Diese Spiele sorgen nach wie vor für Kontroversen, wenn sie erscheinen. Ein Äquivalent des "besorgten Bürgers“ gibt es auch unter Videospielern. Sie tendieren dazu, in den Spielen nur männliche, heterosexuelle und weiße Figuren zu akzeptieren – denn das ist nach wie vor die dominante Zielgruppe der Games. Als die Entwickler des Rollenspiels "Dragon Age: Inquisition“ (2014) den Charakter "Dorian" eindeutig schwul inszenierten, stieß das auf teils heftige Ablehnung.

"Dorian" - der Mann mit Schnurrbart - beim Liebesspiel:

"Dorian" ist ein selbstgewählter Außenseiter, der seine Herkunft, eine vermögende und einflussreiche Familie, hinter sich lassen möchte. Und er steht auf Männer. Dass die Integration dieses Charakters Kontroversen nach sich ziehen würde, war dem verantwortlichen Schreiber David Gaider klar, wie er vor Veröffentlichung des Spiels in einem Interview sagte.

Das Publikum will berührende Geschichten

Inzwischen gibt es für solche Innovationen immer öfter Lob von der Fachpresse und den aufgeschlosseneren Teilen des Publikums. So punktet etwa der DLC (Downloadable Content = kaufbarer Zusatzinhalt) zu dem Action-Adventure Spiel "The Last of Us“ durch seine fein erzählte Beziehungsgeschichte. In diesem Endzeitszenario unter dem Titel "Left Behind" erleben die Spielenden den Hauptcharakter "Ellie“ und ihre Freundin "Riley“ dabei, wie sie einige wenige schöne Stunden in einer ansonsten tristen und brutalen Welt erleben können. Erzählerischer Höhepunkt ist dabei ein Kuss zwischen den beiden jungen Frauen.

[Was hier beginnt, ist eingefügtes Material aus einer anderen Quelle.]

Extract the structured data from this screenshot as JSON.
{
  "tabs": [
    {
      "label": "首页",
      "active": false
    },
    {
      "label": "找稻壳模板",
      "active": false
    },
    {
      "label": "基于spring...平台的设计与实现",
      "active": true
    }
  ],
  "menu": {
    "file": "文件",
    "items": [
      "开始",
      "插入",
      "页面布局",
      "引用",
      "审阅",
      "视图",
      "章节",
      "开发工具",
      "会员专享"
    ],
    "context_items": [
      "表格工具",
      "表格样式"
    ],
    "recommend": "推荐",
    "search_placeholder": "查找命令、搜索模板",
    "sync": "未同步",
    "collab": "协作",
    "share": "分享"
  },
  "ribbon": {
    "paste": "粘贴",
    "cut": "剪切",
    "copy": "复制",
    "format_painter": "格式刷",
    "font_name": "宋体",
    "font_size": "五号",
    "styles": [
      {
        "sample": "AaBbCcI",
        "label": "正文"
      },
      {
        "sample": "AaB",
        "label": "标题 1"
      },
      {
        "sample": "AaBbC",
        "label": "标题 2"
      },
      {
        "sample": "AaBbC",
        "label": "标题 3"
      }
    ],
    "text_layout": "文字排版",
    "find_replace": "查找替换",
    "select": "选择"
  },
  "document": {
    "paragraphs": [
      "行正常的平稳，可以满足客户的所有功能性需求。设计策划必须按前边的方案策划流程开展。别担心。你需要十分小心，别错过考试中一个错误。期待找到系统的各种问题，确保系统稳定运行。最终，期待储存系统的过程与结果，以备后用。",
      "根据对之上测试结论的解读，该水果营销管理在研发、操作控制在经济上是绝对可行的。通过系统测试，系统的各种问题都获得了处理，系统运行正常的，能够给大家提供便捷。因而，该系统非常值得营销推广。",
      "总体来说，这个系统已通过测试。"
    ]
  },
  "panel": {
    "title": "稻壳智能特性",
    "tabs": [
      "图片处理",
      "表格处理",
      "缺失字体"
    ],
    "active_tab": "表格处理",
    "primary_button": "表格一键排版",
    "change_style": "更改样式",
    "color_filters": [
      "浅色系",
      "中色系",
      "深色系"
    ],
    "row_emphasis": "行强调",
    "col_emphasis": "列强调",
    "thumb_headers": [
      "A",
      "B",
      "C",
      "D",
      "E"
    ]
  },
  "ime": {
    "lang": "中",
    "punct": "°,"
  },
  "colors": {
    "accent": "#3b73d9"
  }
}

Es ist eine schöne, nuancenreiche Geschichte mit zwei glaubhaften Charakteren – keine Selbstverständlichkeit, denn Videospiele werden oft von Pappfiguren bevölkert, denen man ihre Beweggründe und Vergangenheit kaum abnehmen mag.

Der Trend geht zu vielschichtigeren Figuren

Ein Familienfoto. In "Gone Home" erzählt vor allem die Umgebung die Geschichte.
Ein Familienfoto. In "Gone Home" erzählt vor allem die Umgebung die Geschichte.
© thefullbrightcompany

Der einst schmale Pfad der queeren Videospielgeschichte ist inzwischen also schon sehr viel breiter geworden. Ein weiteres aktuelles Beispiel ist "Mortal Kombat", das als eines der brutalsten Videospiele überhaupt gilt. Ziel ist es, den Gegner oder die Gegnerin im Zweikampf möglichst brutal umzubringen. Mit den sogenannten "Fatalities“ wird den Spielenden am Ende des Kampfes der Raum geboten, mit geradezu obszönen Moves das letzte Leben aus dem/der Unterlegenen zu quetschen. Wirbelsäulen werden herausgerissen, Menschen in zwei Hälften geteilt.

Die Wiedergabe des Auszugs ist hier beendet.